Ora non restava che salutarsi.
"Ciao Alma" disse lui. Con un gesto che gli sembrò forzatissimo gli allungò la mano. Alma la guardò, cercando di capire. Poi sorrise, e lo strinse in un abbraccio.
"Ciao Ryan. Grazie di tutto. Ti devo la vita. La mia e quella di Thomas"
Quello sorrise ed abbassò il capo. Poi ognuno prese la sua strada.
 
A Primaluce, le luci di casa erano già accese. Marianne odiava rimanere da sola, e se proprio non era con nessuno, adorava sentire la musica ad alto volume.
Ryan imboccò il vialetto di ingresso, nel suo giardino. Era tutto come lo aveva lasciato. Il prato stava crescendo, e due piccoli alberelli pure, sulla sinistra. Lo steccato odorava ancora di vernice, ma sapeva che col tempo non si sarebbe sentito più niente.
I suoi passi stanchi rimbombarono nella sua testa, e proprio quando la sopportazione era giunta al culmine, si ritrovò davanti a quella porta.
Livingstone - Roberts, diceva la targhetta sulla porta d'ingresso. 45 B sul campanello.
E poi bussò.
Aveva le chiavi di casa giusto in tasca, ma non c'era alcun motivo di usarle. Lui voleva che fosse lei ad aprire quella porta, perchè voleva sentirsi accolto.
Dall'interno echeggiavano note ad alto volume, black music che Marianne adorava. Con difficoltà Ryan riuscì a sentire dei passi sugli acuti di Alicia Keys, ma quando la maniglia scattò, solo un sorriso riempì il volto del ragazzo. Un sorriso stanco e soddisfatto.
 
Ad Edesea, invece, le scale di quel palazzo non sembravano finire mai. Thomas aveva davvero difficoltà con le scale, cosa che aveva mostrato anche scendendo quelle del grande albero nel Mondo Distorto. Alma però lo prese sottobraccio ed anche se la proporzione peso/forza non era giusta, Thomas riuscì ad arrivare al pianerottolo aiutandosi anche con le ringhiere.
Anche lui aveva bisogno di dormire. E soprattutto di mangiare.
Aveva fame.
Provò delle strane emozioni una volta che la porta di casa sua si manifestò davanti.
"Eccoci arrivati" sorrise Alma. Stringeva il suo uomo alla vita. Lui, a sua volta, si manteneva in equilibrio passandogli una mano attorno al collo. Attese che lei trovasse le chiavi nello zaino, e quasi godette quando, infilando le chiavi nella serratura, quella fece lo scatto.

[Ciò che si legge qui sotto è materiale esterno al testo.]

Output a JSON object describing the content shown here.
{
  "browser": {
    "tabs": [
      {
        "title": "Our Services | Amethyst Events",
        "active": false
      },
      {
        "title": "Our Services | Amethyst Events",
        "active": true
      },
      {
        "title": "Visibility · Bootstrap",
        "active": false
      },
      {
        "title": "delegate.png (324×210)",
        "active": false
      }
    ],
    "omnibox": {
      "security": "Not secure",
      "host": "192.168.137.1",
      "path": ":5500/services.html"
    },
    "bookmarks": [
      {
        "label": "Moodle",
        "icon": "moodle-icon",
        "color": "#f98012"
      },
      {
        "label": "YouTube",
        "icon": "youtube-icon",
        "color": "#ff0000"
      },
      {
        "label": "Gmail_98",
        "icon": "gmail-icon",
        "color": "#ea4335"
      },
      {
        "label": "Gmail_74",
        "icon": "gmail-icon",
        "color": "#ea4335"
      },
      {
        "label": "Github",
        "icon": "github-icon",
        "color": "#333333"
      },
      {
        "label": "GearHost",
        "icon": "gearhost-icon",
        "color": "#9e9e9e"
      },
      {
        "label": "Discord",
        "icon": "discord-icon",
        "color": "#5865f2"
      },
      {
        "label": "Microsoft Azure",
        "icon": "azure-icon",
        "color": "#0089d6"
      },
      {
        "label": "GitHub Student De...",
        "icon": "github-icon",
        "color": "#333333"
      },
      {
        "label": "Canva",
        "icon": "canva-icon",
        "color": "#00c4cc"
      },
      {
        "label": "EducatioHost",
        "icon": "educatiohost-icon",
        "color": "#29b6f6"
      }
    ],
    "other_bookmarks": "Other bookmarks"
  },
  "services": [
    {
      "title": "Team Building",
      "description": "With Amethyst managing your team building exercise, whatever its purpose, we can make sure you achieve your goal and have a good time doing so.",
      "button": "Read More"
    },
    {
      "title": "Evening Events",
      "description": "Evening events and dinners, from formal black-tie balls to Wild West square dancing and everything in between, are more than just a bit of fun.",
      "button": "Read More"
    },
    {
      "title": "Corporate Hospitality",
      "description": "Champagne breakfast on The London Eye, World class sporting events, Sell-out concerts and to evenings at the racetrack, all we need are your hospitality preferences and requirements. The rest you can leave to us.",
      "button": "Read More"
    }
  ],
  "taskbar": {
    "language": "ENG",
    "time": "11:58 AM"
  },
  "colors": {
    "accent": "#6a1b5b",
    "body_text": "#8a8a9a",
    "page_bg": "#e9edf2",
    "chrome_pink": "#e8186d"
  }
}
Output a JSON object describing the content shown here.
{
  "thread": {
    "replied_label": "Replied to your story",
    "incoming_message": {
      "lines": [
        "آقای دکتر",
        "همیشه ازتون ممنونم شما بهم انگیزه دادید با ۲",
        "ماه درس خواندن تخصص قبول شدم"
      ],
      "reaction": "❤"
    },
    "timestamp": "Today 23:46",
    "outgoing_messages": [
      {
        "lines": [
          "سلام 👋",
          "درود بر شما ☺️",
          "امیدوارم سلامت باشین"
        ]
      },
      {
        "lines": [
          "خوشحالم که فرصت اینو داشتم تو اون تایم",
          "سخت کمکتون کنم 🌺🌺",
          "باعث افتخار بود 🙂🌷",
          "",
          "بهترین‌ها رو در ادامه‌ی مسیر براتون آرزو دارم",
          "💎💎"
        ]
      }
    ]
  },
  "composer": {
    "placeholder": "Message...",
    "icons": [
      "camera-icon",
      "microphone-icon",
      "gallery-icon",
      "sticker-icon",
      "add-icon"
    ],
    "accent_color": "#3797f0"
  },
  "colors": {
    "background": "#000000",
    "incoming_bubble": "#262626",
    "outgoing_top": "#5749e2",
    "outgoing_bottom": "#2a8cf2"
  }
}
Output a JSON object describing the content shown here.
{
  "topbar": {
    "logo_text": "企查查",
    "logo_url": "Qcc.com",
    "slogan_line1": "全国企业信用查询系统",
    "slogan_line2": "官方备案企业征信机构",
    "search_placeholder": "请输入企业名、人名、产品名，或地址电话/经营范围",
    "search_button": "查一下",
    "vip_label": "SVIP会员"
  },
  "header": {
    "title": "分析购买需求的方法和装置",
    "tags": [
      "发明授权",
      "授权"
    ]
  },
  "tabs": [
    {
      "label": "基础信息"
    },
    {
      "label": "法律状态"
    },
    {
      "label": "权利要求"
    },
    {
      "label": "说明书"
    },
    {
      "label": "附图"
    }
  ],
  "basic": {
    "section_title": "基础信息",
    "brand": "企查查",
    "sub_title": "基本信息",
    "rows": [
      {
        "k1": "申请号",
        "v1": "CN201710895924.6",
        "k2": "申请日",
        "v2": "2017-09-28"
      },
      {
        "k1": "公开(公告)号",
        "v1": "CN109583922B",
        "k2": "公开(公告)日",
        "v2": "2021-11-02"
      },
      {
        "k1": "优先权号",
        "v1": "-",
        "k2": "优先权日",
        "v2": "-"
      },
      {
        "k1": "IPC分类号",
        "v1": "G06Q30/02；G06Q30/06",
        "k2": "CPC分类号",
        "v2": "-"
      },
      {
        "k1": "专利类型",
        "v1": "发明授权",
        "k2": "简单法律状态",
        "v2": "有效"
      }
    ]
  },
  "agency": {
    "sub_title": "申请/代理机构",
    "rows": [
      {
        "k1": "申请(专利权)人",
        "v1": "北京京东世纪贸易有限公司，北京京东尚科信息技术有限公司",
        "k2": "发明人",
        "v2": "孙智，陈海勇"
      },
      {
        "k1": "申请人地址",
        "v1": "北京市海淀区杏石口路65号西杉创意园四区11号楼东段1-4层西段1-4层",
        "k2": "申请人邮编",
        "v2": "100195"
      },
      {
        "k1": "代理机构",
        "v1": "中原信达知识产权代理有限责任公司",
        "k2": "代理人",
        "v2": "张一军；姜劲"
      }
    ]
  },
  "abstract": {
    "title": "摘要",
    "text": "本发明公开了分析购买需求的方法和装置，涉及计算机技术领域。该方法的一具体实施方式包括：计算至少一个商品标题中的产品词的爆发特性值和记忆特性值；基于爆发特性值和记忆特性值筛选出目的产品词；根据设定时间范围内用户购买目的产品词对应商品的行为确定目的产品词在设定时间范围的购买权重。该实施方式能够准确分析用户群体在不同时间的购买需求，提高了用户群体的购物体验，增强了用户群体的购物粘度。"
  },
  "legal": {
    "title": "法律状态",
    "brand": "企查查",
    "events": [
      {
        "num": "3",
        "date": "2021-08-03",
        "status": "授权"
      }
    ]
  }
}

La porta di casa si aprì, e lui riconobbe tutto. Nulla era cambiato.
Lui vi entrò, a lenti passi, e si guardò attorno, proprio come fece quando entrò nel Mondo Distorto.
"Aria di casa..."
"Mancavi solo tu" fece lei.
Lui la guardò. Così bella, e dolce. La tirò a sé e le diede un lungo bacio.
"Ed ora non te ne andare più" disse poi la donna.
Thomas sorrise. Quindi mangiarono qualcosa, ed entrarono nella camera da letto. Di lì a poco sulla porta di quella casa ci sarebbe stata una coccarda azzurra.